Minutes after the crash, other witnesses photographed the scene. One image showed smoke billowing from the hillside in the distance. Another, taken much closer, showed flames along a trail where the chopper went down.
This is the narrative that has emerged from the National Transportation Safety Board’s preliminary report on the crash of the helicopter carrying Kobe Bryant and eight others. The 1991 Sikorsky S-76B was transporting parents, coaches and players to a youth basketball game at Bryant’s Mamba Academy in Thousand Oaks on Jan. 26. The others who perished in the fiery crash were Bryant’s 13-year-old daughter, Gianna; Christina Mauser; Payton and Sarah Chester; John, Keri and Alyssa Altobelli; and pilot Ara Zobayan.
The NTSB report, released Friday, answers some key questions, but others have yet to be answered.
WHAT WE KNOW
The engine: The preliminary report found no evidence of engine failure before the crash. “Viewable sections of the engines showed no evidence of an uncontained or catastrophic internal failure. The No. 2 engine first-stage compressor blades exhibited tip curl in the direction opposite of rotation, consistent with powered rotation at the time of impact,” the report said.
The weather: This continues to be a key part of the investigation. The NTSB noted that videos and photos from the public “depict fog and low clouds obscuring the hilltops.” The preliminary report repeatedly noted that the pilot had struggled with a low cloud ceiling. The report included several photos, including one showing the chopper flying under cloudy conditions shortly before it struck the hill in Calabasas.
Rapid descent: NTSB member Jennifer Homendy has said the helicopter, which lacked a terrain warning system, was at 2,300 feet when it lost communication with air traffic controllers. It was about 100 feet below the top of the clouds, according to the NTSB. Eight seconds after losing communication, the helicopter was plummeting at a rate of descent “increasing to over 4,000 feet per minute,” the report stated. The helicopter was traveling about 184 mph on impact.
WHAT WE DON’T KNOW
Communication: The pilot had told an air traffic controller he was planning to climb to 4,000 feet, but logs indicate he turned left in the clouds at 2,300 feet. The pilot had lost contact with air traffic control at the very end, according to radio recordings reviewed by The Times, but it’s unclear why.

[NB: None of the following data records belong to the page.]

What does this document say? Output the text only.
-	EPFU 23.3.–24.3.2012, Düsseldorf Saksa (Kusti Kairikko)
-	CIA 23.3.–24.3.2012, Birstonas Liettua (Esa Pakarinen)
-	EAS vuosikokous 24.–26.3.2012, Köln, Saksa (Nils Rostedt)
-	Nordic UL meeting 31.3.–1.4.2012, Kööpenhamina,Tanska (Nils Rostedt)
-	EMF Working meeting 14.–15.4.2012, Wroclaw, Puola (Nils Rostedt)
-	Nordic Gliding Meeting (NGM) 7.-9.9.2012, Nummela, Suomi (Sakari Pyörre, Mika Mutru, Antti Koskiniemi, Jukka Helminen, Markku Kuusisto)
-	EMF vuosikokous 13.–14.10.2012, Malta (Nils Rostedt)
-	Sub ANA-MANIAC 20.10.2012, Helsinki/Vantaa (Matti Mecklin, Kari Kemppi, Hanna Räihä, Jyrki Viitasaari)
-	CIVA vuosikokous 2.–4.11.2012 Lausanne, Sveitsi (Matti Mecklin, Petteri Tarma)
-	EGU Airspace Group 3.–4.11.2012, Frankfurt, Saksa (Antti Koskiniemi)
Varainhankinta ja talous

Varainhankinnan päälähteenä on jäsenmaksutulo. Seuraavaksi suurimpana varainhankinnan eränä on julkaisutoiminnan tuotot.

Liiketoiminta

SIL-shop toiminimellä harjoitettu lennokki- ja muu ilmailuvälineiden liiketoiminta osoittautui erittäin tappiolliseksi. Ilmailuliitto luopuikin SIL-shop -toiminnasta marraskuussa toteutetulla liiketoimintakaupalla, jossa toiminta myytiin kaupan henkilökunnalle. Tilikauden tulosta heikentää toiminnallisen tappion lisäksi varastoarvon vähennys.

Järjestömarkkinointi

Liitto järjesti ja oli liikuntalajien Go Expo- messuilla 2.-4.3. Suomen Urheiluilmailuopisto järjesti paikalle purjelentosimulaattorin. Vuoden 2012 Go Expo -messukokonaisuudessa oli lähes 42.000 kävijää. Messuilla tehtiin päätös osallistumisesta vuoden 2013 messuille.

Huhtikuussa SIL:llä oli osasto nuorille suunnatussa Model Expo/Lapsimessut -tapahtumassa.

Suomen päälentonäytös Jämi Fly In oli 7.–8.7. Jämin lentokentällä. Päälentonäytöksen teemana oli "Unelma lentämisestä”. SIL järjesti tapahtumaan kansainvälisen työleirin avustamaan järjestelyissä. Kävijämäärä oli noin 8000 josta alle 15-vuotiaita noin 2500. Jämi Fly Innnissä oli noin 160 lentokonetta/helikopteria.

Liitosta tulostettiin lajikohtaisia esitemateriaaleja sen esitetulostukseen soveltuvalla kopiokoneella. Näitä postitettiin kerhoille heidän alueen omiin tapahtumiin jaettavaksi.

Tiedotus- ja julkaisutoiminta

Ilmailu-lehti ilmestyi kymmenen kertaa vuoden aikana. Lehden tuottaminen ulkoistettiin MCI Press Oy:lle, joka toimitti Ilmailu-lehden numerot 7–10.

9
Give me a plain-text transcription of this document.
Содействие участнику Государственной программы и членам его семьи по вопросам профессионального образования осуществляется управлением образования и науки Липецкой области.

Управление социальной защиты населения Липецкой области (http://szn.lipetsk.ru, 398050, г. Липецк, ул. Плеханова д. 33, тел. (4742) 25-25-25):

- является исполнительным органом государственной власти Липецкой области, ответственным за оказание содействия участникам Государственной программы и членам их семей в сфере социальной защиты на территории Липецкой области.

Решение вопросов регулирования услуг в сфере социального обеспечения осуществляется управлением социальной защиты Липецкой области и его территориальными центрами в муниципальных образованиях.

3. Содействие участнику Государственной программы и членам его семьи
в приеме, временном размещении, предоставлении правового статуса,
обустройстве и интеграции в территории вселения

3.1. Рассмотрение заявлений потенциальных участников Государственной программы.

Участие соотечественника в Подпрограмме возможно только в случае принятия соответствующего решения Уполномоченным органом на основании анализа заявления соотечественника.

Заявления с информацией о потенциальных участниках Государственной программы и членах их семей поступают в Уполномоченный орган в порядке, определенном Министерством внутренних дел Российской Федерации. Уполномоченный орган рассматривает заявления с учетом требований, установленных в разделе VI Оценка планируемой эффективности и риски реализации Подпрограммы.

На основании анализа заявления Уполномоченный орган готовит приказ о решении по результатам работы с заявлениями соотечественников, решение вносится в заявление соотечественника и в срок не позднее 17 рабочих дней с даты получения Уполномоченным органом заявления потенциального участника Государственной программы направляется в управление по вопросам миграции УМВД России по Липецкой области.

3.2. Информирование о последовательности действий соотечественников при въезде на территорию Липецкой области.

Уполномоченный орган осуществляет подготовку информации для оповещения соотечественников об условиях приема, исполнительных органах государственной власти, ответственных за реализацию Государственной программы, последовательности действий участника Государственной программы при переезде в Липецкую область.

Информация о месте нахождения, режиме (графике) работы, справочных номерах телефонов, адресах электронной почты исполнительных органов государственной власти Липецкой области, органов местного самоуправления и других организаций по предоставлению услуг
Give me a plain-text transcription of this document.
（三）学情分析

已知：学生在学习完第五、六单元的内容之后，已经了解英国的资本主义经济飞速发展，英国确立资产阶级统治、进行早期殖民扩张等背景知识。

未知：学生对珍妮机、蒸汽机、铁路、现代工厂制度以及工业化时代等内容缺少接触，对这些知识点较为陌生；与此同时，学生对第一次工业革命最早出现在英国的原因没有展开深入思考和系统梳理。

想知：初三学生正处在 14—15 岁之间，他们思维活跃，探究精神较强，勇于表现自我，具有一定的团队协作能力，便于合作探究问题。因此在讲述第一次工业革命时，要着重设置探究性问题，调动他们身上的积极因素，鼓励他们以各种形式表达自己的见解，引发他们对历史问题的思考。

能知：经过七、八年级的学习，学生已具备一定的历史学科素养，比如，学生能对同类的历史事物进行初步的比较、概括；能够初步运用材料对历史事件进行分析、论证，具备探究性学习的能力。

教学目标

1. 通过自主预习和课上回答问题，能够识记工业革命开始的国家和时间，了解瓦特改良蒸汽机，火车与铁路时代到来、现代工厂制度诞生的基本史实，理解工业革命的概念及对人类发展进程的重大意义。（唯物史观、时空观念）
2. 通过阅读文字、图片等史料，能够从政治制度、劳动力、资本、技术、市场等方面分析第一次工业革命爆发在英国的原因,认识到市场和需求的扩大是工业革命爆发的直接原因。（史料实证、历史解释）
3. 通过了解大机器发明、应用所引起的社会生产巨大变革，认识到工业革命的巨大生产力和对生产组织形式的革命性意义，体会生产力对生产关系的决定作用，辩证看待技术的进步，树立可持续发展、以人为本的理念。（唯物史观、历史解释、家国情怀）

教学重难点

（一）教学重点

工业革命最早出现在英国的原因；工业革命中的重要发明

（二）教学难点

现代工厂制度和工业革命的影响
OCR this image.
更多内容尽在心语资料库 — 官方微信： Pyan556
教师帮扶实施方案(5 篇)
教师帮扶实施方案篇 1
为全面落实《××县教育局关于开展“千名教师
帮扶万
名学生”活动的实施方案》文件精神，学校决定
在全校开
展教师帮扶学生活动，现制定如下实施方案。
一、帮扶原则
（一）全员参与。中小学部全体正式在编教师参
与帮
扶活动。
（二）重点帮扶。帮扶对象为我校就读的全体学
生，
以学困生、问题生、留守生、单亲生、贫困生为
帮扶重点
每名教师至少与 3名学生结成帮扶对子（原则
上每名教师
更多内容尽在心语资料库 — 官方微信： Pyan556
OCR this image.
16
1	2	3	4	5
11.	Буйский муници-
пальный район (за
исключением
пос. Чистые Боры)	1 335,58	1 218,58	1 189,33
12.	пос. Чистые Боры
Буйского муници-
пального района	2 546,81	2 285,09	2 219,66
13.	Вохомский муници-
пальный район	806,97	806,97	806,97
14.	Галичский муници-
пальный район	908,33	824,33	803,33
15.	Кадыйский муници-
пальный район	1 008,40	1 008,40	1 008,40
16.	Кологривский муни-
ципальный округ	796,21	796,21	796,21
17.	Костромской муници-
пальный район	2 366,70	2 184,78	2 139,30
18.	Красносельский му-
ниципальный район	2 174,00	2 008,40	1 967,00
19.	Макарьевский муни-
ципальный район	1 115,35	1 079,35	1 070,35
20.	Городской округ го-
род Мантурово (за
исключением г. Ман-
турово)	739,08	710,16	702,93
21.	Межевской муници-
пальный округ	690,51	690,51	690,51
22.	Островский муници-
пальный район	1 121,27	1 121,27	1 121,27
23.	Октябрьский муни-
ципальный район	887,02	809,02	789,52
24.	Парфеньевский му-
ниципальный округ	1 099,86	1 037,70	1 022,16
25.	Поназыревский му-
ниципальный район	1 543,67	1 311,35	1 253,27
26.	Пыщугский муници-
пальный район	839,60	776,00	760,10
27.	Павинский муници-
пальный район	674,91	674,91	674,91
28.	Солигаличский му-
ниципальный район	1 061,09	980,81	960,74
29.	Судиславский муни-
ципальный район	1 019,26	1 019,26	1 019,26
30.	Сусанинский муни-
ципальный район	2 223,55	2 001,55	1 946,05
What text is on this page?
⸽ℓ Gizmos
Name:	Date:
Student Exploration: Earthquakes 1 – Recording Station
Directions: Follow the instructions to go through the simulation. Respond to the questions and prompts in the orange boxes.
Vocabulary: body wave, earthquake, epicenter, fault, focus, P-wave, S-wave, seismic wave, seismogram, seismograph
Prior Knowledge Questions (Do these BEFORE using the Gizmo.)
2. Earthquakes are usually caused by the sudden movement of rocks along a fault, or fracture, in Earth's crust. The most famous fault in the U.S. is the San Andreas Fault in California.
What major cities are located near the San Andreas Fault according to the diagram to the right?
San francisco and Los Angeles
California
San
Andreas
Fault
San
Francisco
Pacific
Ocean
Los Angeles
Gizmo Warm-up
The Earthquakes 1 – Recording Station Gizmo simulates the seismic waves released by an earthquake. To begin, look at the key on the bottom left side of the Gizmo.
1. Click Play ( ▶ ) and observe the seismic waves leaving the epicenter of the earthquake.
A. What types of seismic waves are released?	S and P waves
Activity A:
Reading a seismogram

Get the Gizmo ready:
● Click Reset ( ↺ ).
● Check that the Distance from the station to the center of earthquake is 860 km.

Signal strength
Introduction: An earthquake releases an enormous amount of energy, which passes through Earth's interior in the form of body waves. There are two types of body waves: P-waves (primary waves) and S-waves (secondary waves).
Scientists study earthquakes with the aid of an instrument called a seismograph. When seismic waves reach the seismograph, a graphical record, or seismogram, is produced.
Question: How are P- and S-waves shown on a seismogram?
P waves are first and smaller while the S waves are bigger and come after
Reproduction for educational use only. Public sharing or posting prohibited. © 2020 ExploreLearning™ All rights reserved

The pilot: It’s clear weather was a major concern for the pilot, Zobayan. He requested special visual flight rules, or VFR, which allow pilots to fly in controlled airspace when ceilings are less than 1,000 feet or when visibility is less than three miles. As weather conditions deteriorated on the trip from Orange County to Ventura County, the pilot requested “flight following,” a process in which controllers are in regular contact with an aircraft and can help navigate. In recorded radio communications, the air traffic control tower is heard telling the pilot the chopper is too low for flight following. Radar data indicate Zobayan, who had been a licensed commercial helicopter pilot for 19 years, guided the copter to 2,300 feet and then began a left turn. That’s when the rapid descent began. The reason for the pilot’s final moves remains unclear.